My issue with people without children complaining about kids in public places is that, most often there is an adult in the restaurant acting much more annoying than my kids.  ie...the man at the end of the hibachi table who thinks he's funnier than he actually is, or his date who won't stop laughing at his obnoxious behavior..or the group of young folk who've had a bit too much to drink and won't stop yapping, or the people who eat loudly, or can't hardly breath when they eat...thus, they breath loudly.   So, no I will not keep my kids out of your favorite restaurant just because you are annoyed.  I will not be pushed into a corner where McDonald's is my only viable option.  Our little family of four eats out ONCE a month and if my 2 1/2 year old decides to throw a fit, rest assured it will be handled the best way we know how and if that doesn't work, block it out; use mental imagery and picture yourself in a more serene environment.  Perhaps you could take responsibility for your own dining experience: go to dinner after 7pm, you're much less likely to have children amongst you as most of us like to have our children in bed around 8pm, eat at a bar, kids can't go to bars, go to a more expensive restaurant-those of us with kids aren't about to shell out $20 or more for an entree that our 6 year old will push around on his plate and complain about anyway...most likely your best solution is to order in...there you are guaranteed to have no children within an ear shot.  : )


I do however enjoy reading/hearing about my friends' kids and their accomplishments, especially the little accomplishments because at the end of the day, those are the ones that matter.  And more likely than not, my child finally mastering potty training is much more interesting and exciting than anything your childless butt will do in a year!  Potty training takes persistence, patience, a little know how, some research, teamwork, a consistent routine, love, support, praise....your childless butt putting a new deck on the back of your house over the course of a weekend is not nearly the accomplishment of my sweet child mastering the potty and bladder control.


I am a firm believer that some folks just should not have kids.  If a person is so self concerned about how a child will negatively change their life then you probably wouldn't be a very good parent anyway.  I may be guilty of mommyjacking...but it's only because my kids are totally awesome!  Just kidding, though I have been known to give unsolicited parenting advice from time to time, it's done with the best of intentions and if you don't like my advice, don't take it...I love the email you sent, my sentiments exactly.

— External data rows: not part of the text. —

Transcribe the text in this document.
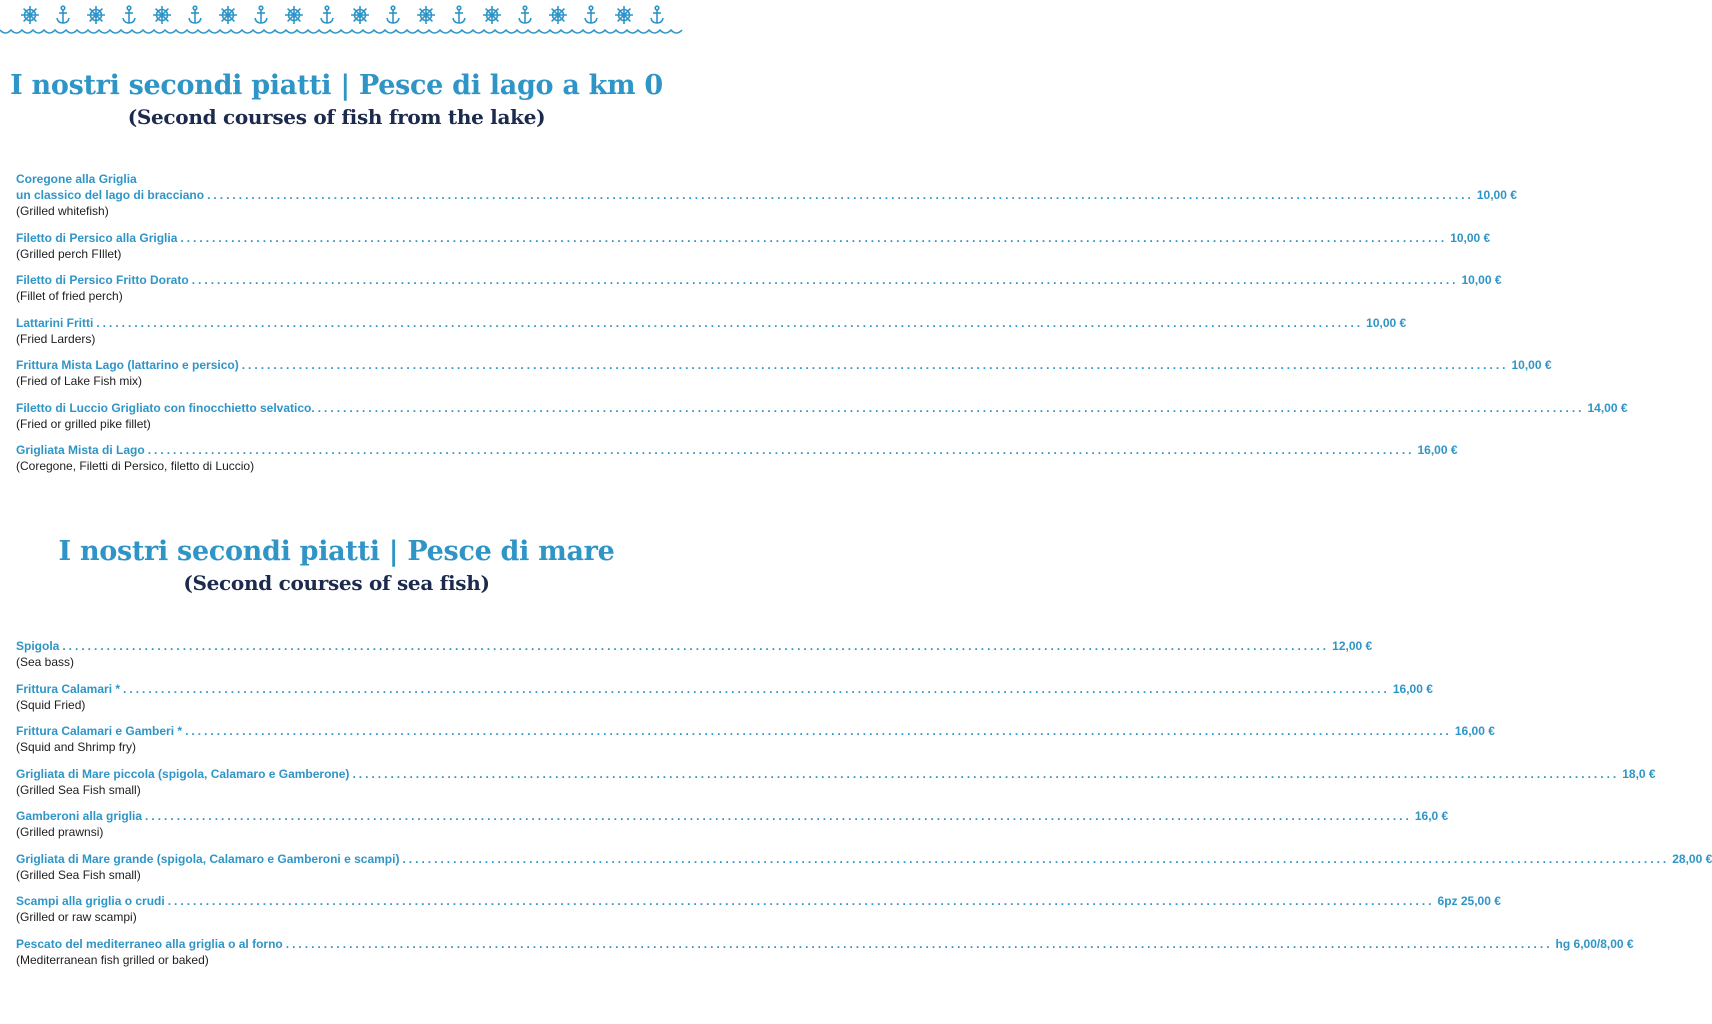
I nostri secondi piatti | Pesce di lago a km 0
(Second courses of fish from the lake)
Coregone alla Griglia
un classico del lago di bracciano ........................................................................................................................................................................................................ 10,00 €
(Grilled whitefish)
Filetto di Persico alla Griglia ........................................................................................................................................................................................................ 10,00 €
(Grilled perch FIllet)
Filetto di Persico Fritto Dorato ........................................................................................................................................................................................................ 10,00 €
(Fillet of fried perch)
Lattarini Fritti ........................................................................................................................................................................................................ 10,00 €
(Fried Larders)
Frittura Mista Lago (lattarino e persico) ........................................................................................................................................................................................................ 10,00 €
(Fried of Lake Fish mix)
Filetto di Luccio Grigliato con finocchietto selvatico. ........................................................................................................................................................................................................ 14,00 €
(Fried or grilled pike fillet)
Grigliata Mista di Lago ........................................................................................................................................................................................................ 16,00 €
(Coregone, Filetti di Persico, filetto di Luccio)
I nostri secondi piatti | Pesce di mare
(Second courses of sea fish)
Spigola ........................................................................................................................................................................................................ 12,00 €
(Sea bass)
Frittura Calamari * ........................................................................................................................................................................................................ 16,00 €
(Squid Fried)
Frittura Calamari e Gamberi * ........................................................................................................................................................................................................ 16,00 €
(Squid and Shrimp fry)
Grigliata di Mare piccola (spigola, Calamaro e Gamberone) ........................................................................................................................................................................................................ 18,0 €
(Grilled Sea Fish small)
Gamberoni alla griglia ........................................................................................................................................................................................................ 16,0 €
(Grilled prawnsi)
Grigliata di Mare grande (spigola, Calamaro e Gamberoni e scampi) ........................................................................................................................................................................................................ 28,00 €
(Grilled Sea Fish small)
Scampi alla griglia o crudi ........................................................................................................................................................................................................ 6pz 25,00 €
(Grilled or raw scampi)
Pescato del mediterraneo alla griglia o al forno ........................................................................................................................................................................................................ hg 6,00/8,00 €
(Mediterranean fish grilled or baked)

Humility is something all of us could benefit from and teaching our children that the world does not revolve around them includes giving them experiences in public places, like restaurants, air planes, the movie theatre, or even the playground.  I'm not sorry for sometimes over praising my children, it's how I get them to try new things.  I promise to teach my children manners and will reinforce with them that having good manners will get them farther in life than they'd ever imagined.  My hubby and I also promise to raise our children to be accommodating, accepting, and to value different types of families as well as people who don't have kids, but only if your childless butt will be kind to my child when they say hello to you from the booth behind you and maybe make a silly face or two at them...make them giggle, they're much more enjoyable when they giggle.